A flor emanava um cintilar dourado. Havia calor nela. Jean-Philippe largou a corda pela qual puxava a mula e devagar se aproximou do arbusto. Ele tomou o botão entre suas mãos, com delicadeza o bastante para não soltá-la do caule. A flor desabrochou em resposta a seu toque. Dentro dela, adormecida em seu miolo, estava a garota. Ela bocejou. Revirou-se por alguns momentos, e então despertou. Ela percebeu Jean-Philippe, suas mãos gigantes a envolver a flor em que ela dormira, e soltou um gritinho. Jean-Philippe gritou em retorno, e a flor balançou em suas mãos.

— Não faça isso — pediu a menina, segurando-se nas pétalas, parecendo tonta.

— Desculpe — disse Jean-Philippe.

A garota mal tinha o tamanho do dedo indicador de Jean-Philippe.

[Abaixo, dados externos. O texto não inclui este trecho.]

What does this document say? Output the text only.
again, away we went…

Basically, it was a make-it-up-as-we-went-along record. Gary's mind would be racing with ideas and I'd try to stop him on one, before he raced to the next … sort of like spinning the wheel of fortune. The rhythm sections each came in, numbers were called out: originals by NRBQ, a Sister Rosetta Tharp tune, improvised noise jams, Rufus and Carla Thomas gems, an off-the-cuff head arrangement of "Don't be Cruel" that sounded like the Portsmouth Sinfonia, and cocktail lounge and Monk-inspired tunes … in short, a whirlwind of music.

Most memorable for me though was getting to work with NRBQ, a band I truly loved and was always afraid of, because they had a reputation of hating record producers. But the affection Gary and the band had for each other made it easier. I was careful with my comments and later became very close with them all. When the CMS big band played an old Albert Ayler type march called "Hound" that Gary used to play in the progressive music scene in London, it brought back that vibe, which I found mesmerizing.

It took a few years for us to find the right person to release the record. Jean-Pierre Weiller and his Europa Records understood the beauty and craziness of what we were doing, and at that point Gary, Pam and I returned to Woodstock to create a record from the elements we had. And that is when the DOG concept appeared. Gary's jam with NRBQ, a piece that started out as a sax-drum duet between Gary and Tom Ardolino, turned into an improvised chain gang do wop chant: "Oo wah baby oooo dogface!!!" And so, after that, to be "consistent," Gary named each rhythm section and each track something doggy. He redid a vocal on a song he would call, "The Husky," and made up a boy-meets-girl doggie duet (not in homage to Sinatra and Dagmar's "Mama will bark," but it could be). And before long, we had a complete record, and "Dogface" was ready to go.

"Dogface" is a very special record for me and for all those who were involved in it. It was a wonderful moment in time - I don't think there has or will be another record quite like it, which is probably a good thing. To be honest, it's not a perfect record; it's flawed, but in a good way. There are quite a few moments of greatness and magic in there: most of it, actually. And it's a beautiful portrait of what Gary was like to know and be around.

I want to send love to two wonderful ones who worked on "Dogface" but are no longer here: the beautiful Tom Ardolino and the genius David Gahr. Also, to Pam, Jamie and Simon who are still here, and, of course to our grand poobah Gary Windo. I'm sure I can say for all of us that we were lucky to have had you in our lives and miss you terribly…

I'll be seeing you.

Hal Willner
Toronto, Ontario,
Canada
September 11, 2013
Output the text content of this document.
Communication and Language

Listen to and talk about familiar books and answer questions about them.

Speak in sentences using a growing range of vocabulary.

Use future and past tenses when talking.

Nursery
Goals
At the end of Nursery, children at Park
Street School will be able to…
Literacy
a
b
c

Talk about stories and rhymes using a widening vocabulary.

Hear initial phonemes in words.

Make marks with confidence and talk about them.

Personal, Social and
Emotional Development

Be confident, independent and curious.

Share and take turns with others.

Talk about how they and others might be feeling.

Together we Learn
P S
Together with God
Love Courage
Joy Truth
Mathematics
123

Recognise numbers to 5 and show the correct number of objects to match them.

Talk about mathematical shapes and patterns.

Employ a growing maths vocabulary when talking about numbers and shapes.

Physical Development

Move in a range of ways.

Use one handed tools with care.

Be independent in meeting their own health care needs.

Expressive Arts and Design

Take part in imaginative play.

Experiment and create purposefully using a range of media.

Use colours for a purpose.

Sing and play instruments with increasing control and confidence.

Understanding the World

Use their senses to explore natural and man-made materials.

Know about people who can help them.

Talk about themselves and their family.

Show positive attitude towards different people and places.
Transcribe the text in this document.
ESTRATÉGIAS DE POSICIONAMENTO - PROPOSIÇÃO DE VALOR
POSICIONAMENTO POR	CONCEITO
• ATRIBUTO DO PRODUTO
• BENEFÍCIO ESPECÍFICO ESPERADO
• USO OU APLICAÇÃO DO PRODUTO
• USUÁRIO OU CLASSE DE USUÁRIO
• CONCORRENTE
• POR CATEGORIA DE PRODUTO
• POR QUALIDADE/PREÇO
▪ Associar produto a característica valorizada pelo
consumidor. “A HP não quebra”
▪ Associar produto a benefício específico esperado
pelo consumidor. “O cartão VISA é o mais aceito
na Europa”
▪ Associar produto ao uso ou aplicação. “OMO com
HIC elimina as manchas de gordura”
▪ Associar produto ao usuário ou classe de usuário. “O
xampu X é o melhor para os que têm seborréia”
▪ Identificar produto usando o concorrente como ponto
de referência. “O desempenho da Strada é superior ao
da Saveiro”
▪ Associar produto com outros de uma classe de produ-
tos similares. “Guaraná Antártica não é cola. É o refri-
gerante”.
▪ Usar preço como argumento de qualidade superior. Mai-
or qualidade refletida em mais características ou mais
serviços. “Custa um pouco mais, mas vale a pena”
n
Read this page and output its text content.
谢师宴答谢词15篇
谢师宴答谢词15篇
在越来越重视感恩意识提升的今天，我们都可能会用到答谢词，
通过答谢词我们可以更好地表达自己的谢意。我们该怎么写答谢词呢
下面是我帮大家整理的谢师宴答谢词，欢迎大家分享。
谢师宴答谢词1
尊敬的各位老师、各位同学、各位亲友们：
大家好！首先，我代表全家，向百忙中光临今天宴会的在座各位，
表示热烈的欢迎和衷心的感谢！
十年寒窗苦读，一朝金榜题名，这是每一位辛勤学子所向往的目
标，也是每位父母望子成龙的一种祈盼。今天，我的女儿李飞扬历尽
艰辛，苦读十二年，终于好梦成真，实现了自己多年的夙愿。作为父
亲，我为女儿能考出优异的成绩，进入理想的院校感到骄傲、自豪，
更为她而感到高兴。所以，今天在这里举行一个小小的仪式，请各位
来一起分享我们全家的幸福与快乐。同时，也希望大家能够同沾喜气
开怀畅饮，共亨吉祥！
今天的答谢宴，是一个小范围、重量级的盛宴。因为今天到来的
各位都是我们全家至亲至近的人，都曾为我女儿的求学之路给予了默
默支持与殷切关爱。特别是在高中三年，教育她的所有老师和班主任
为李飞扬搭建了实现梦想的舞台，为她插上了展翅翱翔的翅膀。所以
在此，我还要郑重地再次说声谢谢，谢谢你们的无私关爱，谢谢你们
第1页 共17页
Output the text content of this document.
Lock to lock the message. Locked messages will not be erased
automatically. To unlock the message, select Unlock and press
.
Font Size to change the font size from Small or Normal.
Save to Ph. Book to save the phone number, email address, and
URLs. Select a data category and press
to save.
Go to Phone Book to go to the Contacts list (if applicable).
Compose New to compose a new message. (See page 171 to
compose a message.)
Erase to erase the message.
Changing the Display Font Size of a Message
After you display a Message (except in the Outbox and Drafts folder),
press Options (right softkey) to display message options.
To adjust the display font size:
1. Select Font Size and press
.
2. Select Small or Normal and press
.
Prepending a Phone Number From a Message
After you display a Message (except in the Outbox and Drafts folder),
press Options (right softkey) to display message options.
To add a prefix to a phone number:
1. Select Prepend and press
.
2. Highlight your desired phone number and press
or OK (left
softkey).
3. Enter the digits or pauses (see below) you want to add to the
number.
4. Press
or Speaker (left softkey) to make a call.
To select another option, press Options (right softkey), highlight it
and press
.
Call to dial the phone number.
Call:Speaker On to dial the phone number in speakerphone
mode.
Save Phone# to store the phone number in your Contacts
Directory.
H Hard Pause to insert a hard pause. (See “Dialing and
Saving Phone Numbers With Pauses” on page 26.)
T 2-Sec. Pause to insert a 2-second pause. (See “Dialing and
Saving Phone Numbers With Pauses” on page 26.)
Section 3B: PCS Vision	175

Seus cabelos eram longos e dourados, chegavam até seus pequenos pés. Ela usava apenas uma camisola.

— Está frio — comentou a garota.

— Eu abri a flor. Desculpe. Eu não sabia o que estava fazendo.

— Bem, aconteceria algum dia, cedo ou tarde. É você?

— Eu? — Fez Jean-Philippe. — Eu quem?

— Aquele que veio me levar. Era para eu dormir até que viessem me buscar. Que ele me buscasse.

Jean-Philippe ficou quieto.

— É você ou não? — A garota perguntou.

— Eu não sei.

Ela parecia impaciente:

— Está chovendo, de qualquer jeito. Pode me levar para um lugar seco?

Jean-Philippe considerou. Não conseguia imaginar uma garota tão pequena no lombo de sua mula, e imaginava que a mula tampouco aceitaria prestar o favor, desconfiada que estava. Ele tateou suas roupas.

— Você pode vir no meu bolso — disse. — Se não se incomodar.

A pequena garota analisou Jean-Philippe. Ela bufou.

— Eu imagino que não seja tão ruim.

Jean-Philippe ofereceu sua mão. A garota segurou-se em seu polegar com força, tremendo um pouco, e Jean-Philippe cuidadosamente depositou-a em um dos bolsos de seu casaco puído.

— Aqui cheira a animais — a garota disse, colocando a cabeça para fora.

— Eu sou um fazendeiro — Jean-Philippe disse, à guisa de desculpa.

Ele encarou a peônia em que encontrara a menina. A flor murchara. Seu brilho dourado parecia ter sido transferido para a garota, que brilhava dentro de seu bolso como um vaga-lume.


Ele a colocou sobre a mesa de madeira gasta. A mãe de Jean-Philippe observou a menina por alguns instantes, sua expressão indecifrável. Ela alisou a própria têmpora brevemente, expirou de leve, e disse:

— Bem, isso é inesperado.

— Bastante — disse a garota.

— Você tem um nome? — Perguntou a mãe.

A garota pareceu levar alguns segundos para pensar, como se procurasse uma memória perdida, mas balançou a cabeça. Ela encarou Jean-Philippe:

— Como se chama a flor em que você me encontrou?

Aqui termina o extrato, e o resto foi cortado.